Logo

My compression test

anderbud

New member
1979 OMC 140hp. 181 4 cylinder Chevy Glastron Carlson CVX16SS
cylinder 1 110
2 100
3 95
4 120
Just purchased boat 1st time out seemed run fine, maybe
dissappointed a little with power
what kind of shape is my motor in ?
thanks
 
Most will say compression should not vary over 10 per cent from lowest to highest compression. 120 to 95 close to 25 per cent.
 
Ayuh,.... Ya got a rebuildable core motor, at those numbers,....

A good runnin' motor would have 150 psi, to 180 psi each hole,....
 
Run a quart of ATF through the carb and then leave it sit for half a day. Then take it out and run the heck out of it and see what happens.
 
How are you doing the compression test? I always check the compression three times through with a full charged battery engine cold 1-4 1-4 1-4 and use the high number for each cylinder. Crank the starter until the compression guage stops moving. Seafoam will clean up the rings and valves. Bring the engine up to normal temp and the at around 2000 rpms pour half a can of seafoam down the carb at a rate to almost stall the motor and quickly shut it down. Throw a line in the water and wait at least 1/2 an hour then point the boat at the big part of the lake and run it WOT for 20 minutes to blow the cobwebs out. If you not able to reach proper WOT rpms it may be over propped causing the engine to carbon up. Check the compression again and see if the numbers even out.
 
How are you doing the compression test? I always check the compression three times through with a full charged battery engine cold 1-4 1-4 1-4 and use the high number for each cylinder. Crank the starter until the compression guage stops moving. Seafoam will clean up the rings and valves. Bring the engine up to normal temp and the at around 2000 rpms pour half a can of seafoam down the carb at a rate to almost stall the motor and quickly shut it down. Throw a line in the water and wait at least 1/2 an hour then point the boat at the big part of the lake and run it WOT for 20 minutes to blow the cobwebs out. If you not able to reach proper WOT rpms it may be over propped causing the engine to carbon up. Check the compression again and see if the numbers even out.

IMO, we should never operate any Marine Engine at WOT RPM for any longer than what's necessary while checking for correct propeller pitch and/or ratio........ 10 to 15 seconds should be long enough.



.
 
IMO, we should never operate any Marine Engine at WOT RPM for any longer than what's necessary while checking for correct propeller pitch and/or ratio........ 10 to 15 seconds should be long enough.



.

I run them at WOT for extended periods of time on a regular basis. If it comes apart, there was something wrong with it.
 
I suppose that we could all Roll the Dice! :D

I think that you'll find that most OEM manuals will suggest that wot rpm is for testing ONLY!


.
 
The most economical is to run the engine at max timing advance. The engine will live alot longer also. It would help boat owners alot to know the proper curve for troubleshooting and to monitor on regular service intervals. But you need some kind of security clearance to get that info.
 
How did you do the compression test?

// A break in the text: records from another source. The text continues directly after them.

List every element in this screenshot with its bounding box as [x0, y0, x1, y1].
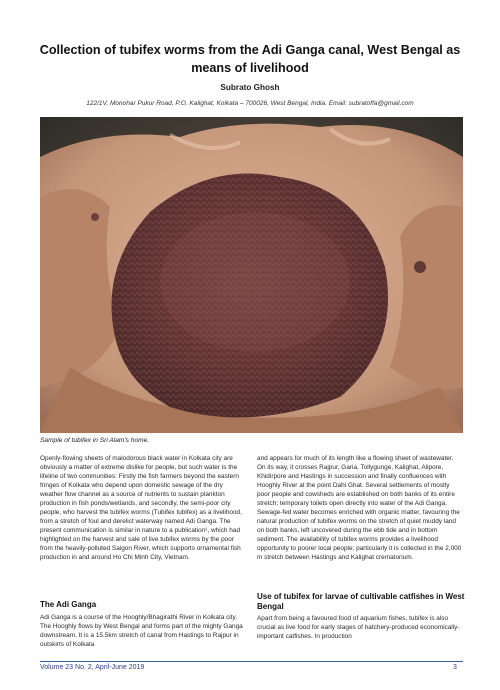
tubifex-photo-graphic	[40, 117, 463, 433]
author-affiliation: 122/1V, Monohar Pukur Road, P.O. Kalighat, Kolkata – 700026, West Bengal, India. Email: subratoffa@gmail.com	[86, 100, 414, 107]
catfish-paragraph: Apart from being a favoured food of aquarium fishes, tubifex is also crucial as live food for early stages of hatchery-produced economically-important catfishes. In production	[257, 615, 460, 640]
intro-text: Openly-flowing sheets of malodorous black water in Kolkata city are obviously a matter of extreme dislike for people, but such water is the lifeline of two communities: Firstly the fish farmers beyond the eastern fringes of Kolkata who depend upon domestic sewage of the dry weather flow channel as a source of nutrients to sustain plankton production in fish ponds/wetlands, and secondly, the semi-poor city people, who harvest the tubifex worms (Tubifex tubifex) as a livelihood, from a stretch of foul and derelict waterway named Adi Ganga. The present communication is similar in nature to a publication¹, which had highlighted on the harvest and sale of live tubifex worms by the poor from the heavily-polluted Saigon River, which supports ornamental fish production in and around Ho Chi Minh City, Vietnam.	[40, 455, 242, 561]
section-heading-catfish: Use of tubifex for larvae of cultivable catfishes in West Bengal	[257, 592, 465, 611]
right-column-text: and appears for much of its length like a flowing sheet of wastewater. On its way, it crosses Rajpur, Garia, Tollygunge, Kalighat, Alipore, Khidirpore and Hastings in succession and finally confluences with Hooghly River at the point Dahi Ghat. Several settlements of mostly poor people and cowsheds are established on both banks of its entire stretch; temporary toilets open directly into water of the Adi Ganga. Sewage-fed water becomes enriched with organic matter, favouring the natural production of tubifex worms on the stretch of quiet muddy land on both banks, left uncovered during the ebb tide and in bottom sediment. The availability of tubifex worms provides a livelihood opportunity to poorer local people; particularly it is collected in the 2,000 m stretch between Hastings and Kalighat crematorium.	[257, 455, 462, 561]
article-title: Collection of tubifex worms from the Adi Ganga canal, West Bengal as means of livelihood	[39, 43, 461, 75]
tubifex-photo	[40, 117, 463, 433]
right-column-paragraph	[257, 454, 463, 562]
author-name: Subrato Ghosh	[220, 83, 280, 92]
page-number: 3	[453, 664, 457, 671]
footer-issue: Volume 23 No. 2, April-June 2019	[40, 664, 145, 671]
intro-paragraph	[40, 454, 246, 562]
adi-ganga-paragraph: Adi Ganga is a course of the Hooghly/Bhagirathi River in Kolkata city. The Hooghly flows by West Bengal and forms part of the mighty Ganga downstream. It is a 15.5km stretch of canal from Hastings to Rajpur in outskirts of Kolkata	[40, 614, 243, 648]
footer-rule	[40, 661, 463, 662]
section-heading-adi-ganga: The Adi Ganga	[40, 600, 97, 609]
figure-caption: Sample of tubifex in Sri Alam's home.	[40, 437, 150, 444]
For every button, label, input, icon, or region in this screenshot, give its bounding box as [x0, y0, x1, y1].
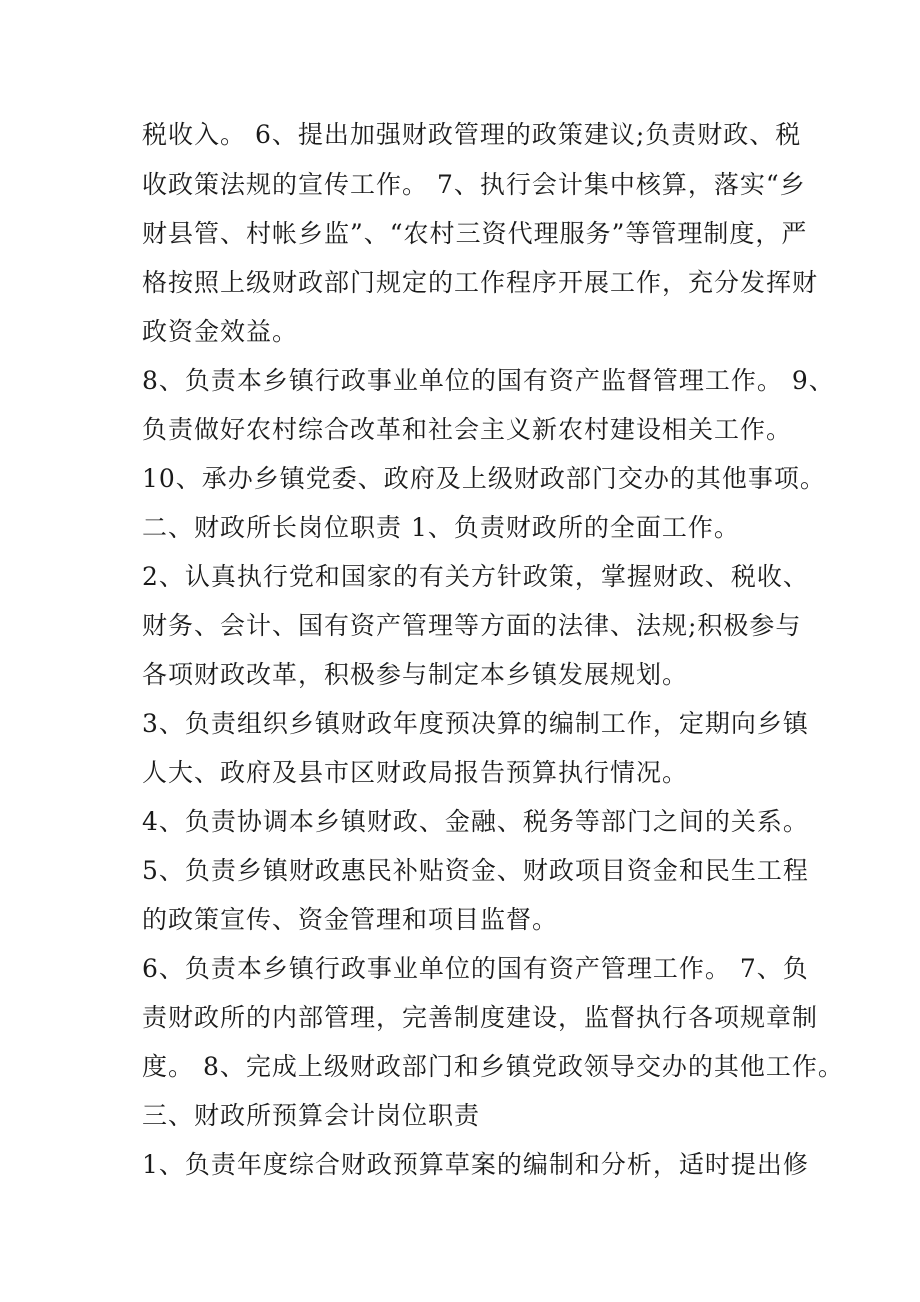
text-line: 1、负责年度综合财政预算草案的编制和分析，适时提出修 — [142, 1150, 809, 1179]
text-line: 二、财政所长岗位职责 1、负责财政所的全面工作。 — [142, 513, 740, 542]
text-line: 度。 8、完成上级财政部门和乡镇党政领导交办的其他工作。 — [142, 1052, 844, 1081]
text-line: 人大、政府及县市区财政局报告预算执行情况。 — [142, 758, 689, 787]
text-line: 3、负责组织乡镇财政年度预决算的编制工作，定期向乡镇 — [142, 709, 809, 738]
text-line: 负责做好农村综合改革和社会主义新农村建设相关工作。 — [142, 415, 793, 444]
text-line: 10、承办乡镇党委、政府及上级财政部门交办的其他事项。 — [142, 464, 826, 493]
section-heading: 三、财政所预算会计岗位职责 — [142, 1101, 481, 1130]
text-line: 8、负责本乡镇行政事业单位的国有资产监督管理工作。 9、 — [142, 366, 835, 395]
text-line: 格按照上级财政部门规定的工作程序开展工作，充分发挥财 — [142, 268, 819, 297]
text-line: 5、负责乡镇财政惠民补贴资金、财政项目资金和民生工程 — [142, 856, 809, 885]
text-line: 税收入。 6、提出加强财政管理的政策建议;负责财政、税 — [142, 120, 802, 149]
text-line: 收政策法规的宣传工作。 7、执行会计集中核算，落实“乡 — [142, 170, 806, 199]
text-line: 2、认真执行党和国家的有关方针政策，掌握财政、税收、 — [142, 562, 809, 591]
text-line: 的政策宣传、资金管理和项目监督。 — [142, 905, 559, 934]
text-line: 责财政所的内部管理，完善制度建设，监督执行各项规章制 — [142, 1003, 819, 1032]
text-line: 各项财政改革，积极参与制定本乡镇发展规划。 — [142, 660, 689, 689]
text-line: 财县管、村帐乡监”、“农村三资代理服务”等管理制度，严 — [142, 219, 808, 248]
text-line: 6、负责本乡镇行政事业单位的国有资产管理工作。 7、负 — [142, 954, 809, 983]
text-line: 财务、会计、国有资产管理等方面的法律、法规;积极参与 — [142, 611, 802, 640]
text-line: 4、负责协调本乡镇财政、金融、税务等部门之间的关系。 — [142, 807, 809, 836]
text-line: 政资金效益。 — [142, 317, 299, 346]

I have always found it best if you loosen the plugs and then run it for a few minutes before doing the test. Reason being, sometimes but not always you can get a little carbon to break loose as the plug comes out. Often the loose carbon will get stuck under a valve which in turn will show up as low compression. So if you break them loose and then run a bit before doing the test any carbon that was loose should go out and not give you a false reading.

Engine up to operating temp when you checked? Some say that is important some not. It can change readings some times. Personally I look for readings to be consistent and I do not like burning my fingers on a hot engine so usually I check cold. Wide open throttle when checking? That can give you lower readings sometimes if the throttle is closed. What I am seeing from what you posted, maybe a little low overall and that has some variables depending on several things is the gauge correct, temp of engine, throttle setting etc. Right now the variation is more an issue than anything and the big question is what is causing that. Do you know how long it has sit before you got it? How many hours are on the engine? If it has sit for awhile and low hours then I personally would put a little time on it and recheck. If high hour engine that has been in service all along then it might be time for a rebuild.

Besides the low power complaint do you notice any other issues such as hard starting or poor idle. Have you done anything else to the motor besides checking compression? There certainly are other easy to fix (cheep) things that can cause lower power issues such as timing off and that should be checked through out the power range or fuel filters that are getting plugged or even old fuel in the tank. What rpm are you hitting at the top end?

Another good tool for checking out the condition of an engine is a vacuum gauge. It can show you things like late timing, bad valves, restricted exhaust, and most will also let you check fuel pressures up to about 6 pounds.
 
Update to compression test. As I tried to follow up with compression test after running the motor. Motor was not turning over as easy as should be. And not able to due compression test without running battery totally down. Pulled starter out and was going to have a load test done to it and found starter housing cracked. Installed new starter. Motor now turned over with ease. Did compression test after motor got to running temp and all 4 cylinders between 135-140
now tacking a close look at timing and carb.